Вторая сестра ее, Тойба, производит что-то надомное, так что на хлеб и на что носить хватает; но живут три сестры в такой неприглядности и под такими нахлобученными потолками, а окошки их бревенчатого жилья настолько не возвышаются над завалинкой, что это страшно подумать.

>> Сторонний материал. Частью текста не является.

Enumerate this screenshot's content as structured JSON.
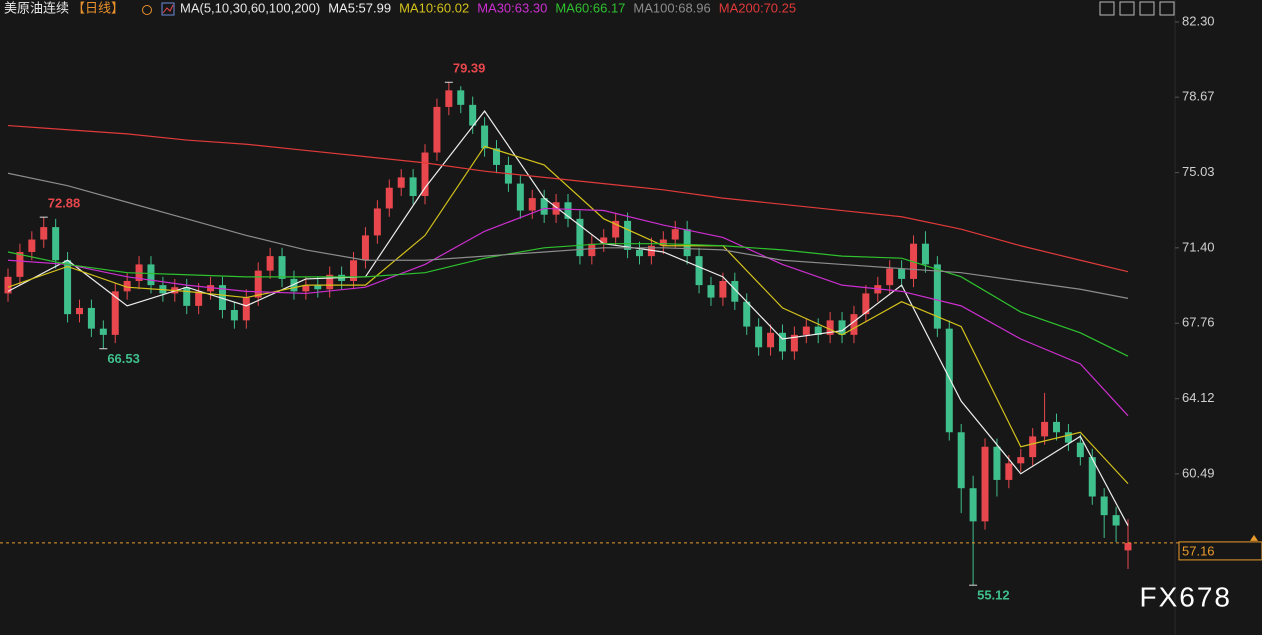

У ее сестер какие-то дети. Их надо выкармливать. А Софья Петровна, по ее собственным утверждениям, свободна как птица: хочет - пойдет, а хочет не пойдет. Что такое птица, она толком не знает и хотя видит эти летающие одушевленные предметы, однако сопоставить их свободу с гордой формулой "свободна как птица" не умеет. Куда именно "хочет - пойдет", а куда "хочет не пойдет", она тоже не очень представляет, и сейчас, угадываемая за высокими сорняками, идет, скажем, в керосиновую лавку. И хотя толком не разглядеть, можно не сомневаться, что впереди нелепого ее облика движется большой нос, для красоты вместо пудры посыпанный белой мукой. Посыпать нос мукой - в этом она непреклонна, и хотя, по горестному утверждению ее сестер, она еще "не зазнала мужчины", Софья Петровна инстинктивно женственна, ибо самозабвенно пудриться мукой может только женщина. Мужчина пудриться мукой никогда не станет, потому что это или мерзость, или не надо меня убеждать. А если почему-либо все-таки станет, то будет понимать свой срам и так гордо, как Софья Петровна, нос не понесет.
Идет Софья Петровна, оторвавшись от домашних дел, состоящих в приготовлении супа с клецками, в пришивании пузырящихся заплат на всю носильную одёжу, в разглядывании тетрадок будущих пожарных, одну из которых она изъяла и спрятала, так как обнаглевший курсант изобразил на тетрадной странице пифагоровы штаны, то есть доказательство теоремы Пифагора с помощью геометрических квадратов, пристроенных к прямоугольному треугольнику, старинное и гимназическое, показанное ему дедом, сейчас из-за советской сношенности обуви сапожничавшим. Ее это изображение мужских штанов возмутило не то чтобы методическим своеволием, а просто наглой неуместностью и бесстыдством; и нет чтобы выбросить ужасную тетрадку, она ее почему-то не выбросила, вероятнее всего, для напоминания себе, как не следует себя вести, если ты - женщина, которая следит за собой и у которой, слава Богу, все, что должно быть заплатано, - аккуратно, хотя и пузырем, но заплатано, а если куда-нибудь не втянута резинка, так это место взято веревочкой. И всякий раз, неприязненно разглядывая прямо-угольные пифагоровы штаны, она принималась еще сильнее посыпать мукой свой неимоверный нос, сизоватый орган обоняния ее женского лица.
Как могла эта чучелоподобная, лунатического достоинства женщина преподавать арифметику - цифирь, которую под алмазными звездами южных небес измыслили удивительные мужи древности, плевавшие на какие бы то ни было штаны? Рапсоды и стоики, окруженные учениками, славные и прославленные аж до берегов Хвалынского моря, - все эти тогоносцы и чалмоносцы, рабыни которых в минуты сладострастия, пряного и левантийского, были обучены не заслонять своим властелинам небо, так как, соединяясь с земными женщинами, те глядели всегда в сверкающие яхонтами и хризопразами алгебраические ночные небеса, а змееподобные рабыни раскачивались и упояли господина своего так, чтобы силуэтом светящихся во тьме грудей или взмахом волос не заслонить повелителю ни Альтаир, ни Альдебаран, ни Пастушью звезду.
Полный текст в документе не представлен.